Widzę że udało Ci znaleźć lepsze słowo niż te ohydne "brudy", brawo.
Powiedz prosze co było bardziej prywatne:
1. To że jego żona miała załamania nerwowe
2. Czy to że on zrobił coś głupiego na jakieś imprezce.

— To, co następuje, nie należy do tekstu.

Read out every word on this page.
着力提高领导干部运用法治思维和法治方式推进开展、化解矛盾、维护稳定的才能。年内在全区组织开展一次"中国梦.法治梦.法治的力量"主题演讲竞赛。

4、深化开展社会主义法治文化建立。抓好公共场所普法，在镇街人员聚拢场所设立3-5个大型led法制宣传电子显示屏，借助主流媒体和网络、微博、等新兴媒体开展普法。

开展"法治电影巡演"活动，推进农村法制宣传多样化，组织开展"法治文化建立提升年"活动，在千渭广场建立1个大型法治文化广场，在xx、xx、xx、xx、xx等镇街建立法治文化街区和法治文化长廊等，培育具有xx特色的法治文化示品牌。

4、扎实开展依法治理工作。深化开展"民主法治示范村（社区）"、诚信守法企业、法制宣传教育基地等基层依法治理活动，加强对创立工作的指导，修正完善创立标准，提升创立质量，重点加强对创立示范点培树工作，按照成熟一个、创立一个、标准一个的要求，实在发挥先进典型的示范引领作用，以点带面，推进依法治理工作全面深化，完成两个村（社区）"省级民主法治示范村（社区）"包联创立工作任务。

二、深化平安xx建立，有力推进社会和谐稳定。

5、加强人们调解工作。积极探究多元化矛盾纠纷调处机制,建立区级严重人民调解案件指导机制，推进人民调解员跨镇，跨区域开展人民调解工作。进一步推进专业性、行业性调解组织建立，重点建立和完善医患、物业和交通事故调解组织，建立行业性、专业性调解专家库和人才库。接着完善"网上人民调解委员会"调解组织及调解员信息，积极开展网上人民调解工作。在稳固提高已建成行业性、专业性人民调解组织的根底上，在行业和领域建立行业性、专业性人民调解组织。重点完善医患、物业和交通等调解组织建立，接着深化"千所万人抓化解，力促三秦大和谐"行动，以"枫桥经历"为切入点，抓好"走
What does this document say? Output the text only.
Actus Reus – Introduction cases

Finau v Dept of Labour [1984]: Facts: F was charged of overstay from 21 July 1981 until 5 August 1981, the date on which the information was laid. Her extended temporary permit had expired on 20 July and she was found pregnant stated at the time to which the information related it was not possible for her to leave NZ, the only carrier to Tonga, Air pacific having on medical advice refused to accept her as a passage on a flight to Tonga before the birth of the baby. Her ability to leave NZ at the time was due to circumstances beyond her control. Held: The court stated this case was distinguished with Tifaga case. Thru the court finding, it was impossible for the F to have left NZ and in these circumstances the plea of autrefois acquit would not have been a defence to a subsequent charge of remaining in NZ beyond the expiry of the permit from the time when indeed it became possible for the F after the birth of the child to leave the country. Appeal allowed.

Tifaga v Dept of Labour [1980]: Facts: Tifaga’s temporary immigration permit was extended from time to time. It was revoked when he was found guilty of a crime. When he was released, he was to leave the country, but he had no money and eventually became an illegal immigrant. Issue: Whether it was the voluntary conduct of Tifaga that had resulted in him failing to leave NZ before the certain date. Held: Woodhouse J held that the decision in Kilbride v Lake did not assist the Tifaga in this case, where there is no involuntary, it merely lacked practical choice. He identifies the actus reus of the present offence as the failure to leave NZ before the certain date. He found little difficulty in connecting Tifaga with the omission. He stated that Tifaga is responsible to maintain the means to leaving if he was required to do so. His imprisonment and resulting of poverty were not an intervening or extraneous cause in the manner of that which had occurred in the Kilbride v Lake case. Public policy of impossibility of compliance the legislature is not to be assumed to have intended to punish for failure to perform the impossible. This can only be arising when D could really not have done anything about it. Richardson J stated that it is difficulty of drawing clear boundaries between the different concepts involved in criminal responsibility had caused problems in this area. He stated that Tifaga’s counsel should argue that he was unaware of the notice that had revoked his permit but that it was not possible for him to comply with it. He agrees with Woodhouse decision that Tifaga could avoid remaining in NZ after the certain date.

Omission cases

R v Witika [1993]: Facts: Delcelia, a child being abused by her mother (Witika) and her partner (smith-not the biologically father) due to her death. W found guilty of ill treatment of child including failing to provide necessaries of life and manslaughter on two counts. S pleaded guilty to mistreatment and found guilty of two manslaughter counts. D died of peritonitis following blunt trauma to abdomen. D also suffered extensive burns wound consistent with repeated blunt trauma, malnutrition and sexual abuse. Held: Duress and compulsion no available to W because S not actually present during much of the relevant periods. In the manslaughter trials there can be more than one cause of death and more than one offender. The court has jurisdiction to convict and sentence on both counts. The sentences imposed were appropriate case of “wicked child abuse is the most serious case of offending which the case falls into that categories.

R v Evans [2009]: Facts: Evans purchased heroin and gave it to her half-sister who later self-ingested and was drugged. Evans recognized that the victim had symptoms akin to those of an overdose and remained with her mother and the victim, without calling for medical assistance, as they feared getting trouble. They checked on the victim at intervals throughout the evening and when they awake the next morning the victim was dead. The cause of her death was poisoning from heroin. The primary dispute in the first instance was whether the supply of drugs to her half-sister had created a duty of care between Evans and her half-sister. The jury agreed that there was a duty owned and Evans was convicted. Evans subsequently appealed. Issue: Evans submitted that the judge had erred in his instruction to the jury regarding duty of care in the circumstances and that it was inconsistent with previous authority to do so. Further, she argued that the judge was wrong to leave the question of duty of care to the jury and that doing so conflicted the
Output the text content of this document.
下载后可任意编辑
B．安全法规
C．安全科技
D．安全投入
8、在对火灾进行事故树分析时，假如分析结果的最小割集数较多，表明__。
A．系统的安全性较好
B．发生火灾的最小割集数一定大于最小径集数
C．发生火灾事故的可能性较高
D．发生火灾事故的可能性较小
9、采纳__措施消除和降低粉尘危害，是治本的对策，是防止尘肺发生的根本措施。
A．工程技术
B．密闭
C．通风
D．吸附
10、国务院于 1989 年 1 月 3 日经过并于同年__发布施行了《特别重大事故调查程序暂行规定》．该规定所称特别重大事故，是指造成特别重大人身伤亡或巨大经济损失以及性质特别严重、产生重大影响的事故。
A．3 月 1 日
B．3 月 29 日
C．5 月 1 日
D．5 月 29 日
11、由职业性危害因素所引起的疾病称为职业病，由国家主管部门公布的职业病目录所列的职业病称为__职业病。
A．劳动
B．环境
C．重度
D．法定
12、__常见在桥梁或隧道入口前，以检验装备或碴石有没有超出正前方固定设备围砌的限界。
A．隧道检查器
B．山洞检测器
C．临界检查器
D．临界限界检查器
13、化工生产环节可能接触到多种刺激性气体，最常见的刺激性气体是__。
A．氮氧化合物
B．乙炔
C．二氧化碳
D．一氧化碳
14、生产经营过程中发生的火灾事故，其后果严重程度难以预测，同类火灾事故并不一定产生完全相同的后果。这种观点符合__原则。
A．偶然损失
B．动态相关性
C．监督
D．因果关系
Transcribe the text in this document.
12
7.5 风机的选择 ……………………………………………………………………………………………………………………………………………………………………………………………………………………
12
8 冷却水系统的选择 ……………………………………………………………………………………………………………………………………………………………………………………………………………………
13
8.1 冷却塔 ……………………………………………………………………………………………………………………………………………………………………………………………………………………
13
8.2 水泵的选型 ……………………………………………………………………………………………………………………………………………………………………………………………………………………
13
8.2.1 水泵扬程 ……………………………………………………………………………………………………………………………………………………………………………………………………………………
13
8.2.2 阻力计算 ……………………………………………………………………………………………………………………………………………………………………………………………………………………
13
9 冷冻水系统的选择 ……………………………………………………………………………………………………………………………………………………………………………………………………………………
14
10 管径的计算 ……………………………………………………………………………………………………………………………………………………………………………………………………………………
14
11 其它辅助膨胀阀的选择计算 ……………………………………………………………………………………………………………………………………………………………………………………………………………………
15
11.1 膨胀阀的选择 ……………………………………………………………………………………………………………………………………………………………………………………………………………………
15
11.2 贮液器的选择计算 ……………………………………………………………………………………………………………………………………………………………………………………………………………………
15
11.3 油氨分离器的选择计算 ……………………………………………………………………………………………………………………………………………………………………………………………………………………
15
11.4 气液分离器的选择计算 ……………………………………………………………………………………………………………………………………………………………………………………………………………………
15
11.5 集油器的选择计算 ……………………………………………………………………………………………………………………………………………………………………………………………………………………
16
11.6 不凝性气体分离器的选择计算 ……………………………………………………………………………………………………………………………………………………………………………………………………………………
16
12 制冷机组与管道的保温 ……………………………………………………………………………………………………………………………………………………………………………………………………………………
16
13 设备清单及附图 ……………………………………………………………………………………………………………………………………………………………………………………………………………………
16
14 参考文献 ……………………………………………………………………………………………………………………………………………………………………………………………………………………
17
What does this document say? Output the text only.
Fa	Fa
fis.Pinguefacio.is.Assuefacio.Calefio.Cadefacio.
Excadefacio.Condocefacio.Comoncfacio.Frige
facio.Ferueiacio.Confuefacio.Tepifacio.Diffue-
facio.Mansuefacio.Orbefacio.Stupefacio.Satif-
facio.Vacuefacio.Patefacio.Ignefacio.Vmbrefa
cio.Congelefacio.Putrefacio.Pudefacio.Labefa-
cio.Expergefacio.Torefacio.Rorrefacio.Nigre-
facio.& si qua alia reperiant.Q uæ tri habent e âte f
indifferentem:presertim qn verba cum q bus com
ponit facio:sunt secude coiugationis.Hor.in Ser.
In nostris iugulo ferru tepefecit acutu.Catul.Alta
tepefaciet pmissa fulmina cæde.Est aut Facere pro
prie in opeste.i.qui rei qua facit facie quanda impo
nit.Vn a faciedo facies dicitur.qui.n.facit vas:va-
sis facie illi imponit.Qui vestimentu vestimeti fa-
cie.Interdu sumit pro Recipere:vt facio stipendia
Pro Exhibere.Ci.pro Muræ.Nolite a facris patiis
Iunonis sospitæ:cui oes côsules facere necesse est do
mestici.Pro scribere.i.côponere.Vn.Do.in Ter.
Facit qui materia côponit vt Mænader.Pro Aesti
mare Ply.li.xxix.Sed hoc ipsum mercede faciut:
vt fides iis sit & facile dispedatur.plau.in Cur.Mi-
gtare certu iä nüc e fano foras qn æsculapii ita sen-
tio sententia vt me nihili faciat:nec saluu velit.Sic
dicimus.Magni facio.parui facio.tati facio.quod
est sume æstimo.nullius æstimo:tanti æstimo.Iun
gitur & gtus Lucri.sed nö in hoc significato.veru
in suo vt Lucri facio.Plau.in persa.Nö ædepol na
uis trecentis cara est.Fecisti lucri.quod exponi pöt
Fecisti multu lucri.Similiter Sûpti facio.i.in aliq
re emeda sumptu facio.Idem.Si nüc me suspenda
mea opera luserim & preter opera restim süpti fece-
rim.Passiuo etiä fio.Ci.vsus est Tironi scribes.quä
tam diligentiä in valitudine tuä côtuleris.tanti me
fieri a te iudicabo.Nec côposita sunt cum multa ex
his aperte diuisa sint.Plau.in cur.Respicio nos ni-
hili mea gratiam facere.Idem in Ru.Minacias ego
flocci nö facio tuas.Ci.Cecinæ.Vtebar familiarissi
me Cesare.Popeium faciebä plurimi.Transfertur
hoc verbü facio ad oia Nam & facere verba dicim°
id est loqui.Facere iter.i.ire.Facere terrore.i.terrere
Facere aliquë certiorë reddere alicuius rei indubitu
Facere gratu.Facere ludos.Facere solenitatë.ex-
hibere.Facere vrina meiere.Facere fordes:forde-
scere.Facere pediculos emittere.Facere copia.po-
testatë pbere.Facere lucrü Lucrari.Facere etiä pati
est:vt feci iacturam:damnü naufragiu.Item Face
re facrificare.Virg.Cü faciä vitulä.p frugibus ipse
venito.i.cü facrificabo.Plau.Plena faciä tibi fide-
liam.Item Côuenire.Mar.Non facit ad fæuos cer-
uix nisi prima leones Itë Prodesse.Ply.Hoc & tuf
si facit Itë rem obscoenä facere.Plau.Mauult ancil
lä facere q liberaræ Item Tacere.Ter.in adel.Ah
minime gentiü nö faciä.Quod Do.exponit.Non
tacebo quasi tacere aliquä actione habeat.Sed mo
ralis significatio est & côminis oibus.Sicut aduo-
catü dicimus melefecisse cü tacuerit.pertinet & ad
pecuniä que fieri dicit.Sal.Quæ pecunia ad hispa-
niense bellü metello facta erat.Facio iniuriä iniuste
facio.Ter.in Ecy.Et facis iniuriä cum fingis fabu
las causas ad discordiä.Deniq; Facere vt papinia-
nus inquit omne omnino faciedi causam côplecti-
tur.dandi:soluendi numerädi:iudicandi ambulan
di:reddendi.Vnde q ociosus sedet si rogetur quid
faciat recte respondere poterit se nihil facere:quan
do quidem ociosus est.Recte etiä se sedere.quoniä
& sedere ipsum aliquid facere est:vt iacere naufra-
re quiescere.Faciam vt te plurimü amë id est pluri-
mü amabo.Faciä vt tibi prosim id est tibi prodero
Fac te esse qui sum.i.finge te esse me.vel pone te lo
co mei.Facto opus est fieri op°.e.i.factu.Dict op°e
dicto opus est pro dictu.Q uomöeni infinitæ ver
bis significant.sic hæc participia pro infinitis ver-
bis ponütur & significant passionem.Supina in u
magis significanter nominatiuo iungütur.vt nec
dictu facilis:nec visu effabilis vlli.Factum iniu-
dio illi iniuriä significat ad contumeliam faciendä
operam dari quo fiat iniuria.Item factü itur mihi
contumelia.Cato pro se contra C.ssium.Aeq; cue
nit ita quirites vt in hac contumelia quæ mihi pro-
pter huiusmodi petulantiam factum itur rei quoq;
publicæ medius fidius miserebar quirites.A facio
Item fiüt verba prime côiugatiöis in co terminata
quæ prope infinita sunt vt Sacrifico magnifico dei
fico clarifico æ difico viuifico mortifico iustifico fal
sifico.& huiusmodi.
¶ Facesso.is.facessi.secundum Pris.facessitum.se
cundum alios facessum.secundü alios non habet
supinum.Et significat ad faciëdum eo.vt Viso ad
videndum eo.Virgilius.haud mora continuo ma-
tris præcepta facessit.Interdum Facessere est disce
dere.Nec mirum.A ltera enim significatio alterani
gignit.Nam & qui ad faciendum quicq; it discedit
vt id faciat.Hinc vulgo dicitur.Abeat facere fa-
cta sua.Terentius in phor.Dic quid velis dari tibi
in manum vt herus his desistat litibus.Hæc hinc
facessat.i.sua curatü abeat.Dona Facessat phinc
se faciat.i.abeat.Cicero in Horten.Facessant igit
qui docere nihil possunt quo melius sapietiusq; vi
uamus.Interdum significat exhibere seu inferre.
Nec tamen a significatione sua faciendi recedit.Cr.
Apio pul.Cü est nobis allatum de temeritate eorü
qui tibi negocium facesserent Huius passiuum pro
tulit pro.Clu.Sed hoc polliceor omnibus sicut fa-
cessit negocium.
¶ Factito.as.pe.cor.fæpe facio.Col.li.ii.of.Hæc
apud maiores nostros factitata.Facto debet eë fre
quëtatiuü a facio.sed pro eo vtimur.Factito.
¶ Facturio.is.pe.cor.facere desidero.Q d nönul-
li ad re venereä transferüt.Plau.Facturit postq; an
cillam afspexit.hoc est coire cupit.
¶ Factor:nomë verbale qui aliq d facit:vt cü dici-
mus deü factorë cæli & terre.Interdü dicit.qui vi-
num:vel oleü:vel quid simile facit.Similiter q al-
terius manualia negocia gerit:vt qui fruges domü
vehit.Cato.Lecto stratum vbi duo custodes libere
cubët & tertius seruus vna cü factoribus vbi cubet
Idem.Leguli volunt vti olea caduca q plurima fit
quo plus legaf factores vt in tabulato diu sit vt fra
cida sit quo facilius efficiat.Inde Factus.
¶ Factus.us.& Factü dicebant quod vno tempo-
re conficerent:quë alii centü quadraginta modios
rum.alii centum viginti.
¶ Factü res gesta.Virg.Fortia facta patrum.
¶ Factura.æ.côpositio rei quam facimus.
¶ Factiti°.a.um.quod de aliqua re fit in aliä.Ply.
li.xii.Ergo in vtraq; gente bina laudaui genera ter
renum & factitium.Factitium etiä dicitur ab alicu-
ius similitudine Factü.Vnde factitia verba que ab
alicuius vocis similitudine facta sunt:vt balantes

Wciąz tylko ona jest winna a Sokrates ma do zarzucenia sobie że kochał za
bardzo.
> Nie wiesz kto czyta taka grupe,nie wiesz co
> na to druga polowka.
Jak dla mnie to fakt aktywnego udziału w życiu grupy i ukrywania tego przed
swoją zoną
jest bardzo dziwny.
> Moj TZ na pewno nie bylby zadowolony gbybym o wszystkim
> tutaj opowiadala.
Wszytsko to słowo bardzo pojemne.
Osobiście jeśli pisze że zależy mi na uratowaniu związku i proszę ludzi o
rady to naturalne
wydaje mi się udzielenie dość dokładnej informacji, szczególnie wtedy gdy
pytają o
moje działania. Dziwi mnie ten upór Sokrates w wypieraniu swoich wad.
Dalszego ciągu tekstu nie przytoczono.